Ao término do primeiro contrato, como é de
direito, levantei de FGTS a infame quantia de alguns míseros cruzeiros, e que
hoje deve corresponder a uns R$ 950,00, ou R$800,00, isso lá pelo
ano de 1991.
Alguns anos atrás, veio a notícia de que o
sindicato que defende os interesses dos servidores ajuizara
com êxito uma ação contra a Caixa Econômica, defendendo a tese de que a correção do nosso pobre dinheirinho deu-se de forma irregular, com a aplicação
de um índice menor em relação ao índice que deveria ser aplicado; assim, eu e
mais alguns outros servidores na mesma situação, teríamos uma diferença a
receber.
A notícia correu de boca em boca no Paço
Municipal.
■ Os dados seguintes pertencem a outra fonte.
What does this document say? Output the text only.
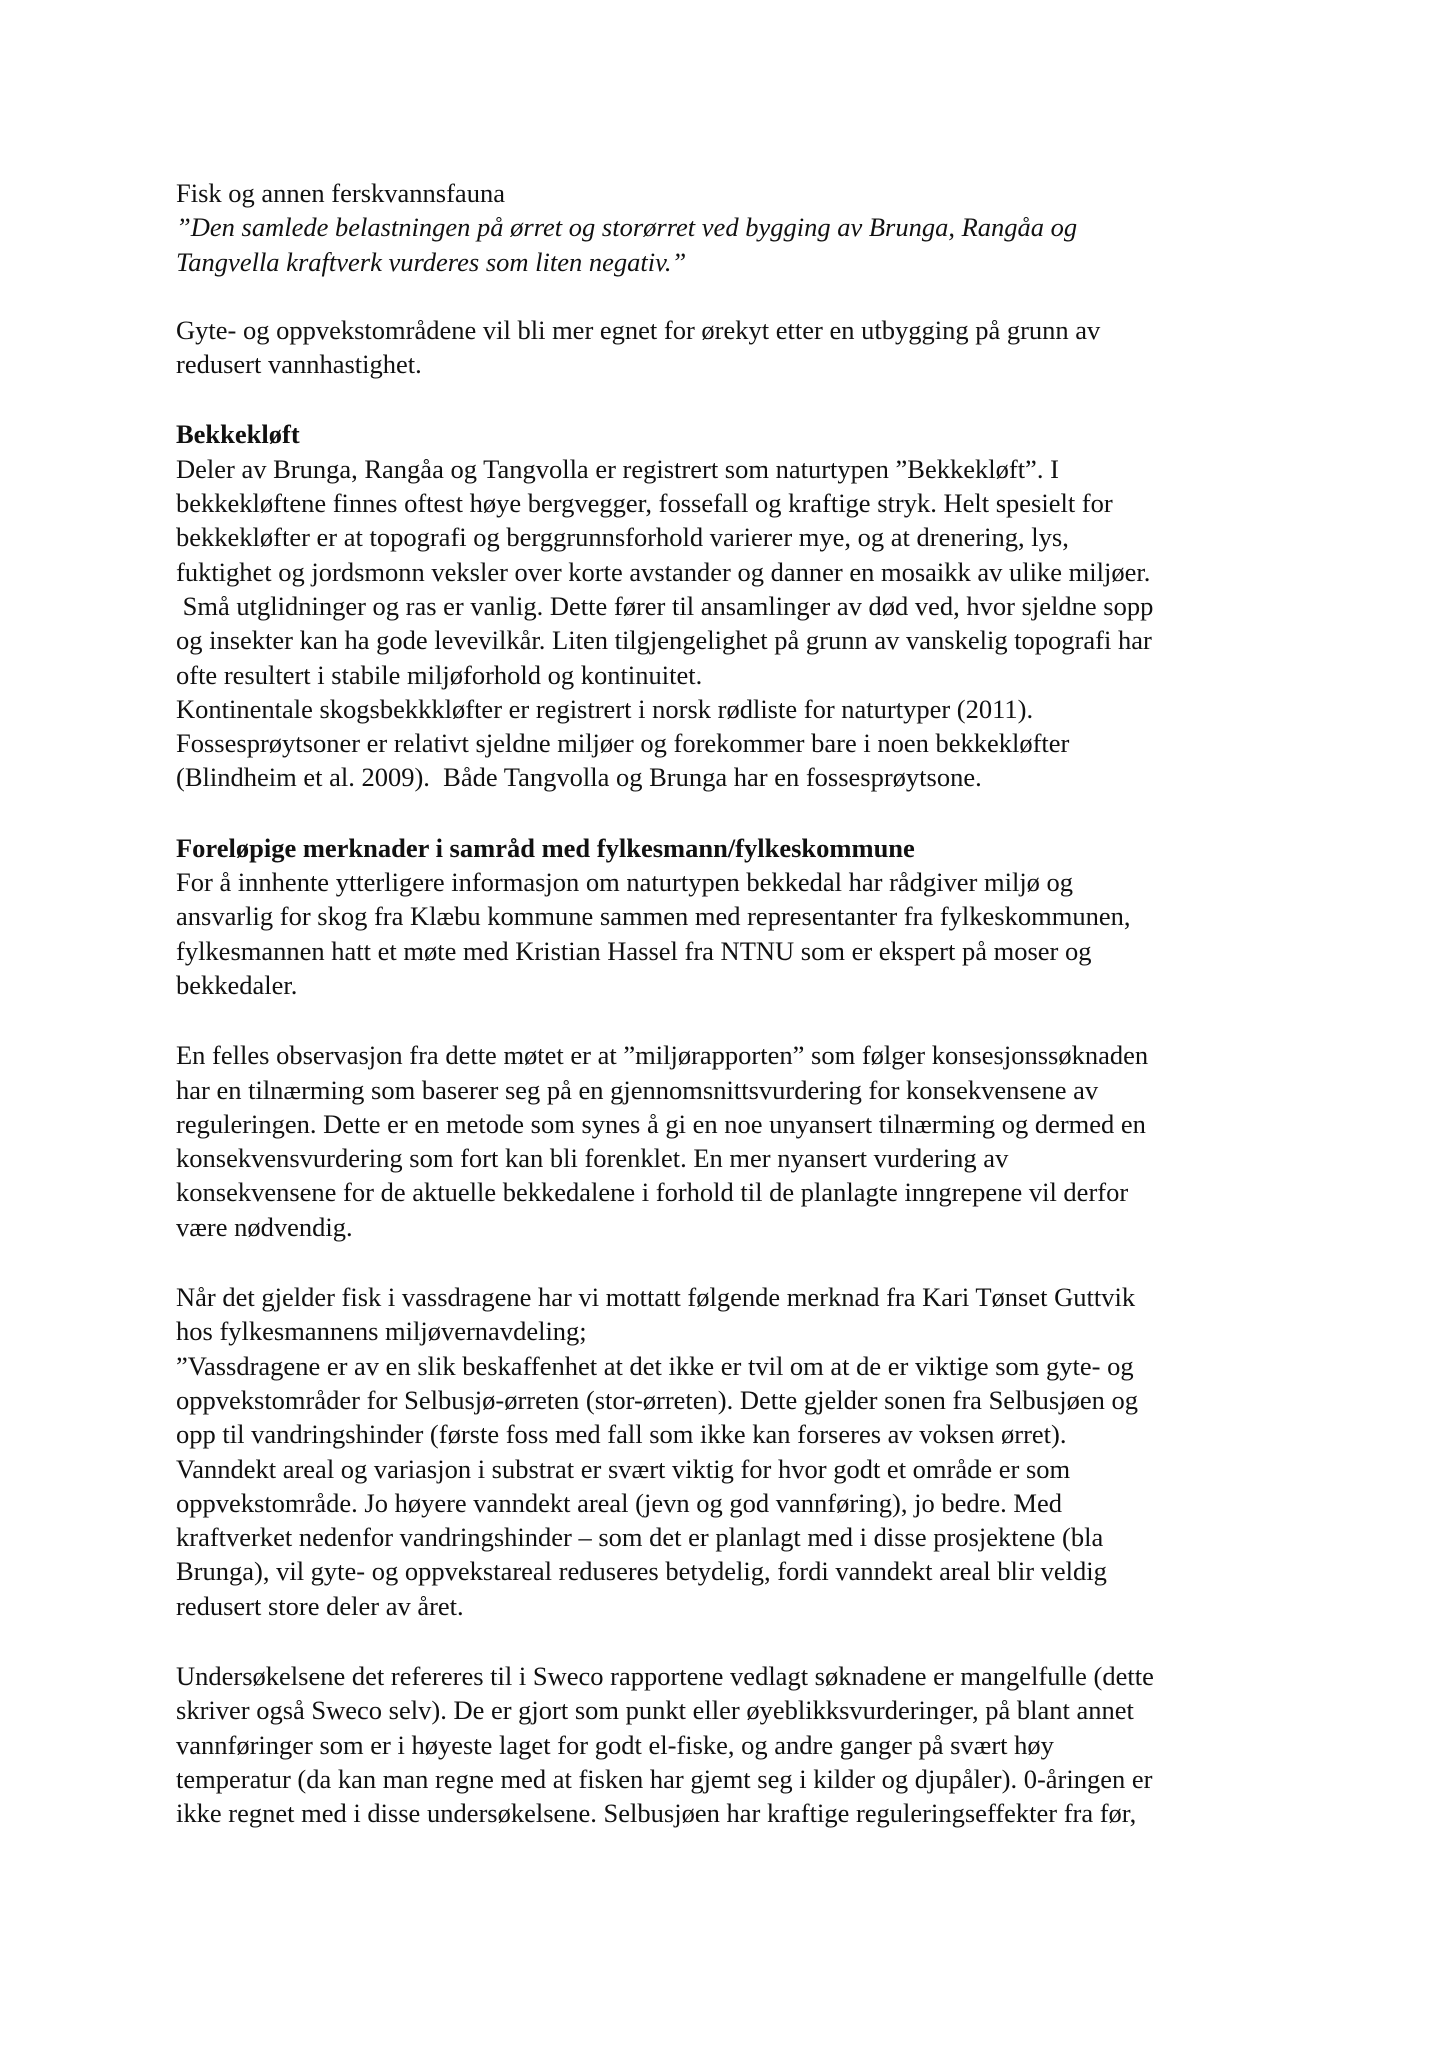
Fisk og annen ferskvannsfauna

”Den samlede belastningen på ørret og storørret ved bygging av Brunga, Rangåa og

Tangvella kraftverk vurderes som liten negativ.”

Gyte- og oppvekstområdene vil bli mer egnet for ørekyt etter en utbygging på grunn av

redusert vannhastighet.

Bekkekløft

Deler av Brunga, Rangåa og Tangvolla er registrert som naturtypen ”Bekkekløft”. I

bekkekløftene finnes oftest høye bergvegger, fossefall og kraftige stryk. Helt spesielt for

bekkekløfter er at topografi og berggrunnsforhold varierer mye, og at drenering, lys,

fuktighet og jordsmonn veksler over korte avstander og danner en mosaikk av ulike miljøer.

Små utglidninger og ras er vanlig. Dette fører til ansamlinger av død ved, hvor sjeldne sopp

og insekter kan ha gode levevilkår. Liten tilgjengelighet på grunn av vanskelig topografi har

ofte resultert i stabile miljøforhold og kontinuitet.

Kontinentale skogsbekkkløfter er registrert i norsk rødliste for naturtyper (2011).

Fossesprøytsoner er relativt sjeldne miljøer og forekommer bare i noen bekkekløfter

(Blindheim et al. 2009).  Både Tangvolla og Brunga har en fossesprøytsone.

Foreløpige merknader i samråd med fylkesmann/fylkeskommune

For å innhente ytterligere informasjon om naturtypen bekkedal har rådgiver miljø og

ansvarlig for skog fra Klæbu kommune sammen med representanter fra fylkeskommunen,

fylkesmannen hatt et møte med Kristian Hassel fra NTNU som er ekspert på moser og

bekkedaler.

En felles observasjon fra dette møtet er at ”miljørapporten” som følger konsesjonssøknaden

har en tilnærming som baserer seg på en gjennomsnittsvurdering for konsekvensene av

reguleringen. Dette er en metode som synes å gi en noe unyansert tilnærming og dermed en

konsekvensvurdering som fort kan bli forenklet. En mer nyansert vurdering av

konsekvensene for de aktuelle bekkedalene i forhold til de planlagte inngrepene vil derfor

være nødvendig.

Når det gjelder fisk i vassdragene har vi mottatt følgende merknad fra Kari Tønset Guttvik

hos fylkesmannens miljøvernavdeling;

”Vassdragene er av en slik beskaffenhet at det ikke er tvil om at de er viktige som gyte- og

oppvekstområder for Selbusjø-ørreten (stor-ørreten). Dette gjelder sonen fra Selbusjøen og

opp til vandringshinder (første foss med fall som ikke kan forseres av voksen ørret).

Vanndekt areal og variasjon i substrat er svært viktig for hvor godt et område er som

oppvekstområde. Jo høyere vanndekt areal (jevn og god vannføring), jo bedre. Med

kraftverket nedenfor vandringshinder – som det er planlagt med i disse prosjektene (bla

Brunga), vil gyte- og oppvekstareal reduseres betydelig, fordi vanndekt areal blir veldig

redusert store deler av året.

Undersøkelsene det refereres til i Sweco rapportene vedlagt søknadene er mangelfulle (dette

skriver også Sweco selv). De er gjort som punkt eller øyeblikksvurderinger, på blant annet

vannføringer som er i høyeste laget for godt el-fiske, og andre ganger på svært høy

temperatur (da kan man regne med at fisken har gjemt seg i kilder og djupåler). 0-åringen er

ikke regnet med i disse undersøkelsene. Selbusjøen har kraftige reguleringseffekter fra før,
Grande parte dos servidores estava incluída na referida ação, e
receberia alguns haveres por conta da decisão judicial transitada em julgado,
que reconheceu o direito desses humildes funcionários às diferenças de FGTS,
diante dos erros cometidos pela entidade mantenedora dos depósitos do FGTS
quanto às correções que deveriam incidir sobre os saldos das contas vinculadas.
A coisa chegou a tal ponto que se comentava à boca pequena que o menor valor a
receber aproximava-se de algo em torno de R$ 10.000,00, e que alguns sortudos
poderiam receber até R$ 40.000,00, uma boa soma, você há de convir.
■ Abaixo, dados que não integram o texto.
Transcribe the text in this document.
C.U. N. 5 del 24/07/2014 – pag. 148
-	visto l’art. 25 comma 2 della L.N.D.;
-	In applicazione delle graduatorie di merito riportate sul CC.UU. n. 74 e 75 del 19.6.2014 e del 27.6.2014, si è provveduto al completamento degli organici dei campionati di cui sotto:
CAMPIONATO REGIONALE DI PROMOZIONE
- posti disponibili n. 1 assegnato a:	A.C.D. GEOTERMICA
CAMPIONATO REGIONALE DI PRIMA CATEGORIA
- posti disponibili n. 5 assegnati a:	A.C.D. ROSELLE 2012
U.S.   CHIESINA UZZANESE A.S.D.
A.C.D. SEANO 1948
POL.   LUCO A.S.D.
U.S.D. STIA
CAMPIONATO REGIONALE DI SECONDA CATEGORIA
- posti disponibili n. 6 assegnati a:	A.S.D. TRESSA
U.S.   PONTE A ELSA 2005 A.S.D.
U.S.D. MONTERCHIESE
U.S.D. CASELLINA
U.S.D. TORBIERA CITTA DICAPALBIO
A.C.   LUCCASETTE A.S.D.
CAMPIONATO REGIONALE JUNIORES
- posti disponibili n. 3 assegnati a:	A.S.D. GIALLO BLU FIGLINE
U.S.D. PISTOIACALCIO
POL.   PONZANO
Levando-se em conta o tempo em que cada beneficiário
levantou o seu FGTS, e, principalmente, a lentidão do Judiciário (posso
lhe adiantar que muitos anos, ou, sendo um pouco mais preciso, mais de 20 anos
se passaram), seria até razoável admitir a boa soma a receber, diante da
aplicação dos agora corretos índices de correção, mais juros, e, sabe-se lá,
quantas outras quireras, e que só um bom economista do sistema bancário poderia
explicar.
Pois comecei a sonhar. Não um sonho abstrato, com coisas imateriais, como o sonho que tive outro dia.
De repente, eu voava sobre montanhas e mar. Subia, descia, de vez em quando
parava debaixo de um cajueiro, depois, refrescava-se mergulhando no mar.
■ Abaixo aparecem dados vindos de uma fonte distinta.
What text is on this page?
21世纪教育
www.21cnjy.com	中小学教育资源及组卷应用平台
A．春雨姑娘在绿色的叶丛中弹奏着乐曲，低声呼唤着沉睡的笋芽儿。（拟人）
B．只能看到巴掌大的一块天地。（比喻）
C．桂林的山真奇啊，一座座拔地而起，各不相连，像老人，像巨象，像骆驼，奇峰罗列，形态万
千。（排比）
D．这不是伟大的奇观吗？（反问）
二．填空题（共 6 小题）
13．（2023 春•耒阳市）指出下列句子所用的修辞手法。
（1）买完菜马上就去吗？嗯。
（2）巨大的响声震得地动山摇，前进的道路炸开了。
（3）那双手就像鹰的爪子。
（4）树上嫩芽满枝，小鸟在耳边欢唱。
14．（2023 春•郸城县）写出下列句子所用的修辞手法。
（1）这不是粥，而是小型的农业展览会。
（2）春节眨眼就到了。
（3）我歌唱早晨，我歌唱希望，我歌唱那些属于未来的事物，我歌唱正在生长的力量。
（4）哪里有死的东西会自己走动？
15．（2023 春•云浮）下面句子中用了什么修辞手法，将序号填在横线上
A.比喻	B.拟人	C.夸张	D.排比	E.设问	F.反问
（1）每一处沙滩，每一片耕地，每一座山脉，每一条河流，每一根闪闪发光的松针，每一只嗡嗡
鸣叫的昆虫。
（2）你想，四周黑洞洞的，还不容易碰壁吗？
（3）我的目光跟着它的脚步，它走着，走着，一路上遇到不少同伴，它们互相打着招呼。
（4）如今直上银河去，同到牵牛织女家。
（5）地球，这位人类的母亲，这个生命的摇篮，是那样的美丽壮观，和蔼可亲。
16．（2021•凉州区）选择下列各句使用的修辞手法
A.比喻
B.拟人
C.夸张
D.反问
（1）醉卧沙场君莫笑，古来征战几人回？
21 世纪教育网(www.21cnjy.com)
Sentia-me pleno, absolutamente livre e feliz. Quando me dei conta, vi montanhas,
vi o mar, mas não estava absolutamente livre e feliz, pleno de tanta beleza,
estava esmagado num avião prestes a aterrissar. Lembro-me que me aborreci muito
ao acordar, me aborreci com a interrupção do sonho e com o caminho que ele
tomou, me fazendo parar dentro de um avião.
Agora eu sonhava com um avião, muito embora não
goste muito da sensação de fragilidade que me toma o corpo todas as vezes que
me acho preso dentro de um. Mas só essa máquina voadora poderia me levar a
conhecer, quem sabe, os jardins da Porciúncula, a igreja de São Damião; ou quem
sabe, sendo mais materialista, visitar o Louvre, o Arco do Triunfo ou mesmo
descer a Champs Élysées até a Place de la Concorde. Um passeiozinho pela ilha
de Manhattan, uma noite em Beverly Hills...
Ah, e como é bom sonhar! E o sonho estava sendo
sonhado quando a notícia de que boa parte dos servidores nada teria a receber
começou a circular. Ninguém tinha uma explicação convincente a dar. Falava-se
que a maioria já tinha levantado o FGTS. E ontem, após dar um telefonema para a
Secretaria de Negócios Jurídicos da Prefeitura, fui informado de que meu nome
não estava numa tal lista.
Pois havia uma lista, amigo, uma lista dos
contemplados pelo dinheirinho a ser pago pela Caixa; pois nessa lista,
a lista dos sonhos, não figurava o meu nome.
Chego a pensar que tudo não passou de falácias, e
que ninguém, ninguém tinha a informação precisa do que acontecera na ação, nem
mesmo nossos iluminados advogados; e, se alguém tinha tal informação, a preferência
foi dificultar o acesso da gentalha.